C and C++ prioritize performance over correctness (2023)
Role and Purpose of Undefined Behavior (UB)
- Several comments dispute the article’s framing that C/C++ “prioritize performance over correctness.”
- One camp says UB primarily gives compilers latitude to optimize under the assumption “this never happens,” and that this does translate into performance gains.
- Another argues UB originated mainly as a compatibility device: to standardize C across diverse hardware and existing codebases without breaking them, not as an optimization trick.
- There’s also a view that C/C++ prioritize “programmer control” over both performance and correctness; the programmer defines what inputs are valid and promises to avoid UB.
“Reasonable” vs “Unreasonable” UB
- Many agree current UB space is too large and too surprising (e.g., signed overflow enabling arbitrary behavior).
- Some advocate narrowing UB to “undefined result” rather than “anything at all can happen,” or turning more cases into implementation-defined or unspecified behavior.
- Others insist UB must remain UB: the contract explicitly says “if you trigger this, all bets are off,” and compilers rely on that to transform code.
Signed Integer Overflow and Optimization
- A major thread focuses on signed overflow: textbooks use
for (int i=0; i<n; i++), but with 32‑bitintand 64‑bit pointers, defined overflow can force extra sign-extension and block loop optimizations. - One side sees this as a strong argument for overflow-as-UB to enable efficient induction-variable widening; another argues compilers could special-case common patterns or accept small slowdowns.
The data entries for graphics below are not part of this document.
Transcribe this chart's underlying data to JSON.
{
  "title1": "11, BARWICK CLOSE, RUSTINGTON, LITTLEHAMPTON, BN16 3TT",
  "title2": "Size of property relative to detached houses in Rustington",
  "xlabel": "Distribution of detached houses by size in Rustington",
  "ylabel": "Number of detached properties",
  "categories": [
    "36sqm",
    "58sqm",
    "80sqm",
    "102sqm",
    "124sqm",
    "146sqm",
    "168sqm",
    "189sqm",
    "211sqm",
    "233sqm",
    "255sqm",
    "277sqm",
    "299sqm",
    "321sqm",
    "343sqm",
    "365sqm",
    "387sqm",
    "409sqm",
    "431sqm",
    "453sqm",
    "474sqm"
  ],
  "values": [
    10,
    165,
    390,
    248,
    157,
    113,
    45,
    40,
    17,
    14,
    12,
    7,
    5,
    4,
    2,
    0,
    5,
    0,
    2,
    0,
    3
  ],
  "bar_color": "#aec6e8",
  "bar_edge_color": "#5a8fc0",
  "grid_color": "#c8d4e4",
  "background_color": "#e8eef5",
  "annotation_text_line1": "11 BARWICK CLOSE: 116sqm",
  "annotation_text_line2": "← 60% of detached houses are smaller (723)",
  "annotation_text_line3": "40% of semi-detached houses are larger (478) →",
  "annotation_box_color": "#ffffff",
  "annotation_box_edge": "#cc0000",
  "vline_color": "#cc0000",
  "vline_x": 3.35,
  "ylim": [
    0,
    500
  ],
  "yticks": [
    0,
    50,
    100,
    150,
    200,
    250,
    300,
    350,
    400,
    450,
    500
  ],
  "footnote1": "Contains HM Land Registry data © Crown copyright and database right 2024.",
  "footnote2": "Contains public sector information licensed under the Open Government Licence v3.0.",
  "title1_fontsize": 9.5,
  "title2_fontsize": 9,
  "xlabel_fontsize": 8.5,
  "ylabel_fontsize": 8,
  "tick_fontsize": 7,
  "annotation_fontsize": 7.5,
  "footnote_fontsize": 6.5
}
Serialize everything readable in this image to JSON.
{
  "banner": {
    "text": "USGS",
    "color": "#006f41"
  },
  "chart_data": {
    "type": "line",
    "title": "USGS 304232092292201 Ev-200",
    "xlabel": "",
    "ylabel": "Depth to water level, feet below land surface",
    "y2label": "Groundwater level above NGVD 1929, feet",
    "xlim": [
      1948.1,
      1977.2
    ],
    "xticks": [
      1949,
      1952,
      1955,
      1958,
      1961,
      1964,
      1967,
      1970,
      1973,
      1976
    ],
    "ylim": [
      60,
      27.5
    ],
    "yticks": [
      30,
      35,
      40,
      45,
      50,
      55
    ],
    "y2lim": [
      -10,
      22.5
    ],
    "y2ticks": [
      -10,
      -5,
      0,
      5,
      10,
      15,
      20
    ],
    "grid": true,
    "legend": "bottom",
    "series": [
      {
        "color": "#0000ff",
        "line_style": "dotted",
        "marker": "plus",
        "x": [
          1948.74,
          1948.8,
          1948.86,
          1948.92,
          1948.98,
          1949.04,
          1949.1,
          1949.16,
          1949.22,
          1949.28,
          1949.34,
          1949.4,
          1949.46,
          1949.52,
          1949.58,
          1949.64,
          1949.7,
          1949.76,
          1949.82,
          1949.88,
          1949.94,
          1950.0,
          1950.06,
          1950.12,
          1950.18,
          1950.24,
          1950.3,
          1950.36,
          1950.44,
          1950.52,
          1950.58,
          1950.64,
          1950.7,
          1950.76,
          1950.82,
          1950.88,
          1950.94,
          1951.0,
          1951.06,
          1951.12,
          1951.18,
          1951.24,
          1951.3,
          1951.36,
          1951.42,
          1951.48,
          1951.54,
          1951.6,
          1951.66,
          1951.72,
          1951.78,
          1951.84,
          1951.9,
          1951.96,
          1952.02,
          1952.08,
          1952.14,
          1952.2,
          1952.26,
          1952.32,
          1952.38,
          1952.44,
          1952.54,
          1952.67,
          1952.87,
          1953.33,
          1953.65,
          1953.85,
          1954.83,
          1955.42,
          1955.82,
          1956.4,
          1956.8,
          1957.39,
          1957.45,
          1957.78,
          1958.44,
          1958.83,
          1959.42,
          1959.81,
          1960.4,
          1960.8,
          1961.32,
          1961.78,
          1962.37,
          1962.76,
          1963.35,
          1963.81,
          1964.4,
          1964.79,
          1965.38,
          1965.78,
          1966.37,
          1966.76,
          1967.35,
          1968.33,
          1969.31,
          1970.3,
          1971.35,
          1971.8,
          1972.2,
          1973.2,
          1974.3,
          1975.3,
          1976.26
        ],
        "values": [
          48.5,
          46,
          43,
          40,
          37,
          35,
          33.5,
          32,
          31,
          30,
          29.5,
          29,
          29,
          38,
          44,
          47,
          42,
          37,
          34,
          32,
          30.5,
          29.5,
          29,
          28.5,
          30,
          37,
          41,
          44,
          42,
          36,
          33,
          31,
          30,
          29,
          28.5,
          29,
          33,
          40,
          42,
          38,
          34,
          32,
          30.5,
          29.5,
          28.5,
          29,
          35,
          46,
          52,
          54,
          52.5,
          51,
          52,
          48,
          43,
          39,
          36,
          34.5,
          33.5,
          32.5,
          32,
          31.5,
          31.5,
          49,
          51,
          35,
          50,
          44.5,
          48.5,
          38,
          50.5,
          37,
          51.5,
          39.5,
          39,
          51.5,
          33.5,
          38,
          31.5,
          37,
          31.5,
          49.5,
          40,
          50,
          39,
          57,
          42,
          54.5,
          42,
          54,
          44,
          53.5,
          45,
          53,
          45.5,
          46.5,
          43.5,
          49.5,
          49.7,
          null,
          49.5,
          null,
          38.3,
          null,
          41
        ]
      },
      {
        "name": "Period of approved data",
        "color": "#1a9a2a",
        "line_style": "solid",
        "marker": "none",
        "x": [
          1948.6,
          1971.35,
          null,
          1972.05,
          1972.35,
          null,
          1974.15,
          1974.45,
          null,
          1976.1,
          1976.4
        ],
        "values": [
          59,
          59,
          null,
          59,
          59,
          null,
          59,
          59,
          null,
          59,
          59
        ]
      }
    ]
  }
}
- Debate extends into “unspecified vs undefined” semantics and the internal “poison” model in modern IRs.
Diagnostics, Sanitizers, and Practical Tradeoffs
- Some say the problem isn’t UB itself but lack of good diagnostics; UB-based optimizations should remain, with better tools to surface potential UB.
- Others counter that any UB subtle enough to evade compile-time detection is also too subtle for humans, making this unrealistic.
- Sanitizers, trapping flags, and newer standards (e.g., defined uninitialized values) are cited as partial progress.
Comparisons to Other Languages and Ecosystem Choices
- Rust is highlighted as proof you can still have UB but restrict it to opt‑in “unsafe” blocks and a smaller rule set, enabling tooling like interpreters to catch violations.
- Newer languages with bounds checks and safer abstractions are said to impose modest (~tens of percent) overhead for much easier correctness.
- Some developers prefer living with UB to keep peak performance and low-level control; others argue the industry is increasingly willing to accept small regressions for safety.